GG2Graphics meets Games 2
Date: | Wednesday, 6th September |
Time: | 16:30-18:00 |
Location: | Lecture Room 4 |
Session Chair: | Markus Hadwiger |
Abstract
High-quality off-line rendering can be accelerated with standard graphics hardware by using the hardware in somewhat non-standard ways. Since visibility must be sampled at high rates in space and time, shading is sampled in parameter space rather than screen space. To support displacement efficiently, bounding box visibility queries are intermixed with rendering. Transparency uses depth peeling. The resulting modified Reyes algorithm is implemented in the NVIDIA Gelato renderer.
Even so, film frames take minutes or hours, while game frames render at over 30 Hz. However, the first frame of a game takes much longer. The problem is that every film frame is a first frame. Accelerated relighting is one solution we have implemented.
Speaker's Bio
Eric Enderton has been a leader in rendering and animation software for visual effects since 1990, when he joined Industrial Light & Magic as their first full-time computer graphics software engineer. His projects there included the original NURBS stitching program for Terminator 2 and ILM's first GUI lighting software for Jurassic Park. He also founded and managed ILM's production engineering group. Eric went on to consult at several major film studios before joining NVIDIA in 2003, where he is a principal software engineer on Gelato, the first GPU-accelerated final frame renderer. Eric has degrees in computer science from the University of California at Berkeley.
Abstract
This presentation is intended to be an overview of the PS3 hardware architecture with a focus on the graphics pipeline as well as an introduction to the related software APIs and tools.
Speaker's Bio
Started in the game industry in a small French game studio 6 years ago. moved to United States to work at Intrinsic Graphics. joined Sony Computer Entertainment to create the audio and media engines of the PSX in 2003. In 2005 joined Emdigo as Lead Engineer. Emdigo is a newly created startup focusing on 3D graphics content on cellphones. In 2006, came back to Sony computer entertainment to work on Cg for the PS3 launch.
GG3Game Architectures
Date: | Thursday, 7th September |
Time: | 15:30-17:00 |
Location: | Lecture Room 4 |
Session Chair: | Michael Wimmer |
Abstract
Direct3D10 is the most recent evolution of graphics hardware/API and includes significant changes. This talk will discuss the latest version of the shading model (4.0), new pipeline stages like the geometry shader and other changes to pipeline and API that have occurred. It will also cover some of the techniques that leverage these features and ship in the DirectX SDK: GPU Accelerated sparse morph targets, particle systems and procedural geometry.
Speaker's Bio
Peter-Pike Sloan has been in the DirectX group at Microsoft for the past four years. Prior to that he was a member of the graphics group in Microsoft Research, a staff member at the Scientific Computing and Imaging group at the University of Utah and worked at both Evans and Sutherland and Parametric Technologies.
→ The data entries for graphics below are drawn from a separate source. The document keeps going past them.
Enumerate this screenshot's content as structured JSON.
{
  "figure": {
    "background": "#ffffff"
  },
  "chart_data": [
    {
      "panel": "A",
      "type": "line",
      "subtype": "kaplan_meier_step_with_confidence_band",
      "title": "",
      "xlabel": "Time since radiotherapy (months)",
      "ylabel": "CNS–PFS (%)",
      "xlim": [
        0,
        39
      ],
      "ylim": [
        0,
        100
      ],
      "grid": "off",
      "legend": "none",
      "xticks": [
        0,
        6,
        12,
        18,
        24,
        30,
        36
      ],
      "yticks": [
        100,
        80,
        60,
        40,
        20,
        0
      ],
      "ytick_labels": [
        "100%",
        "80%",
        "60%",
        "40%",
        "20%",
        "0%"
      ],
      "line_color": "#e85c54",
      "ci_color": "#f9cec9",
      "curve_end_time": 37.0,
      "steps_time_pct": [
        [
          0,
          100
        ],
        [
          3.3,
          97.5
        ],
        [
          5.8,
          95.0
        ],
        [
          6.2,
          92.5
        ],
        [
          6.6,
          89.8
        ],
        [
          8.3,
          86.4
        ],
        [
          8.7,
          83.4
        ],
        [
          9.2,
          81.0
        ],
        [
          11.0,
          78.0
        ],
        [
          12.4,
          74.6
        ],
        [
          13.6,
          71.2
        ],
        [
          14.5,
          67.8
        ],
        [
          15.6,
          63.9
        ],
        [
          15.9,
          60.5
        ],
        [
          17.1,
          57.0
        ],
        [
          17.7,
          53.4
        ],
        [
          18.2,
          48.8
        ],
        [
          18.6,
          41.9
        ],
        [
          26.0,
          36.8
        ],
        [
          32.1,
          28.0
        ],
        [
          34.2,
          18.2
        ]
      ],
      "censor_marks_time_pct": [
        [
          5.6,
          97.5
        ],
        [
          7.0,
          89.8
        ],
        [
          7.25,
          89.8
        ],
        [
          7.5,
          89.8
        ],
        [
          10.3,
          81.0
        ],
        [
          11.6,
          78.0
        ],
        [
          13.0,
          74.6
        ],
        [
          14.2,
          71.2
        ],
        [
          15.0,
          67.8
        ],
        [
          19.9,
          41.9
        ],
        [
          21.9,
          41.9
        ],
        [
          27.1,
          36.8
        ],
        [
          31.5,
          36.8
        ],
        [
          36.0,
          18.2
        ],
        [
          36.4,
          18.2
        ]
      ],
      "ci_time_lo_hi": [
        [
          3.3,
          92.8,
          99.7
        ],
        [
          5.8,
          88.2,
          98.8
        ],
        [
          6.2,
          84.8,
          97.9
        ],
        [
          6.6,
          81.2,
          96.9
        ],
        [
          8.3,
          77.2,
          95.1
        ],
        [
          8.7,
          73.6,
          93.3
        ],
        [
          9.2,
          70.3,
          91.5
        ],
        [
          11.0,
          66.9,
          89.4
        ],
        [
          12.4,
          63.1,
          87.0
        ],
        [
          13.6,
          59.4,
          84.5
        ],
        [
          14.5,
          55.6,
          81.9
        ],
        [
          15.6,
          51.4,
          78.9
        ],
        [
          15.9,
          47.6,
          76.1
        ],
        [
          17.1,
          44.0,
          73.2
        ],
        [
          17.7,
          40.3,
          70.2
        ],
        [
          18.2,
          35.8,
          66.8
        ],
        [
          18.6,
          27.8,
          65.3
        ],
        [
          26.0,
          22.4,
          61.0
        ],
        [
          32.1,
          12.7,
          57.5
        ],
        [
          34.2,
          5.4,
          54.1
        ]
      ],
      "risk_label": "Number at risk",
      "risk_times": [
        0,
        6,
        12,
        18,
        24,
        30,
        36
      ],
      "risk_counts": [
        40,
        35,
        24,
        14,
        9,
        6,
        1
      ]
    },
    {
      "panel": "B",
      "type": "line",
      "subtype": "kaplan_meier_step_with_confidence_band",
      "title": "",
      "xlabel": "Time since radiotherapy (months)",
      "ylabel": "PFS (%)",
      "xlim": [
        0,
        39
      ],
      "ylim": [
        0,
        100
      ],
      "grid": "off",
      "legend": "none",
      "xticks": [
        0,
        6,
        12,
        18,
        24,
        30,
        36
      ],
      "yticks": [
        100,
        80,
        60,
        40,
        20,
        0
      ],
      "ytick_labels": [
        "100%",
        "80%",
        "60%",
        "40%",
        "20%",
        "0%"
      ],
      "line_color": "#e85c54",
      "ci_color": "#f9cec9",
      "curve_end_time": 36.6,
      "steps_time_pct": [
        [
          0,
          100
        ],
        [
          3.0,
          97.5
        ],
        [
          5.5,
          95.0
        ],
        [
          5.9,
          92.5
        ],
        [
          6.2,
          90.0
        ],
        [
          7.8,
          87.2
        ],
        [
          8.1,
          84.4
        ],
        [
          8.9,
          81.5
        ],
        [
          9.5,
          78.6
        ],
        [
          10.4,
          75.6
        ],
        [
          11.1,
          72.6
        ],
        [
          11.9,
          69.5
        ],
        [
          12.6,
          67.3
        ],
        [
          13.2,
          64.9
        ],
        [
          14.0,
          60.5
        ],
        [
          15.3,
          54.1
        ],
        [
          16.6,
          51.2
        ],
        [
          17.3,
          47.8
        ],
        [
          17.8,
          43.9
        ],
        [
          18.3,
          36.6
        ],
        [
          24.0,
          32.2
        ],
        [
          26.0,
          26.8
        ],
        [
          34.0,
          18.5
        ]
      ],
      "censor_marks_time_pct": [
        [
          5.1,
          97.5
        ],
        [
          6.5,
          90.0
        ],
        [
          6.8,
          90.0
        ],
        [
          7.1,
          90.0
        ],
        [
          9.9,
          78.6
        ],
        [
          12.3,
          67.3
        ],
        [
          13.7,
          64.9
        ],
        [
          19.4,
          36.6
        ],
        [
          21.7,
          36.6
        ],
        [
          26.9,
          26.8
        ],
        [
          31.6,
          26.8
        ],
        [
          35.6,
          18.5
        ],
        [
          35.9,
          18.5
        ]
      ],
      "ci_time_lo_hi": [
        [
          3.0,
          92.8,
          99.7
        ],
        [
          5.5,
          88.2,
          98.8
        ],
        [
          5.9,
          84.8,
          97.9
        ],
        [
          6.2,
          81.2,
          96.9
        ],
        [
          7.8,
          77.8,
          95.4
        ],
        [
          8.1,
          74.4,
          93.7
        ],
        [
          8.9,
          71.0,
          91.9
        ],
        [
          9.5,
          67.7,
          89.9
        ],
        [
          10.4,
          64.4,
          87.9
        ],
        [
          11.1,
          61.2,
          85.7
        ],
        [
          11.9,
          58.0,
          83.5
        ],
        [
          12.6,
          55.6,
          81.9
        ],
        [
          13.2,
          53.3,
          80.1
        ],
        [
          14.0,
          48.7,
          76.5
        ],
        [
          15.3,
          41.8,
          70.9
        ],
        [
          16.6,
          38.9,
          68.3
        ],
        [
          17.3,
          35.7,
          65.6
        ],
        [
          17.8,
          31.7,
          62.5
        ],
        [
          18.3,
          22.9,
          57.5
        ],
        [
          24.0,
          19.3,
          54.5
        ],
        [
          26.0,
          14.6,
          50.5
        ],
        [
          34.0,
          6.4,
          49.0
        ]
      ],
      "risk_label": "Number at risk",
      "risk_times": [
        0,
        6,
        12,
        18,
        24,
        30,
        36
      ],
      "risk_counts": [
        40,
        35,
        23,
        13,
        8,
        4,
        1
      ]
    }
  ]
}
He is interested in most aspects of computer graphics and most of his publications are available online.
Abstract
The talk addresses current rendering techniques used in games, and future trends in this area. Furthermore, different techniques used for facing the increasing complexity of game technology are discussed, for example different approaches of efficient graphical tool pipelines, feature assembling techniques, modularization, and software architectures. A second aspect of the talk is the usage of such techniques in other areas of computer graphics, such as broadcasting and digital film. The experiences at Spinor on the value, advantages and disadvantages of the different techniques in such areas are presented.
Speaker's Bio
Folker Schamel heads the development of the Shark 3D middleware platform for consoles and computer games, broadcasting, simulation and other high quality interactive realtime 3d applications. A mathematical physicist by training, Folker has a decade of experience in realtime 3d development for the computer and console games industry.
As Spinor's representative of the OpenGL specification consortium ARB, Folker takes actively part in the work on the specification of OpenGL.
GG4Academia meets Industry
Date: | Friday, 8th September |
Time: | 11:00-12:30 |
Location: | Lecture Room 4 |
Session Chair: | Timo Aila |
Abstract
Physically based simulation has been an active research field in computer graphics for the last twenty years. In early years, real time simulation was not possible due to the lack of computing power. Still today, most methods presented at conferences target offline use. The main reason being the possibility of producing more realistic and visually compelling results - typically used for special effects in movies - even though interactive applications, especially computer games represent a far greater market than the movie industry.
Making physical simulation methods suitable for the use in movies is challenging. However, it is even more challenging to make these methods work in games. A game typically runs at 40-60 fps and physical simulations only get a fraction of the 20 milliseconds per time step. In addition, the simulation must be stable even in unphysical environments and it must consume as little memory as possible.
There is already a substantial body of work concerning offline simulations. In contrast, interactive physics is still an open research field. While the visual quality might not be as compelling, interactivity brings a completely new dimension to simulation. We would like to encourage researchers to advance into this new and exciting direction.
Speaker's Bio
Matthias Müller-Fischer received his Ph.D. on atomistic simulation of dense polymer systems in 1999 from ETH Zurich and changed fields to macroscopic physically-based simulations during his post-doc 1999-2001 with the MIT Computer Graphics Group.
In 2002 he co-founded NovodeX, now a subsidiary of AGEIA Inc., the company developing the world's first Physics Processing Unit (PPU) for games. He currently works for AGEIA as a principal software engineer responsible for the development of hardware accelerated simulation software for real-time effects such as fluids, cloth and rigid body animation.
Moderator's Bio
Tobias Sicheritz studied Computer Science at the Technical University of Vienna, Austria. After two years of developer support for IBM and smaller freelance games jobs he started working for Reality 2, a VR and LBE company that was based in Innsbruck in 1997. In 2000 he joined neo Software GmbH in Vienna which turned into Rockstar Vienna in 2003. During his 6 years in the company, he held the positions of Lead Programmer, Head of Game Development and Technical Director. He is now partner in and Technical Director of ML Enterprises, an entertainment industry production and licensing agency based in Munich, Germany.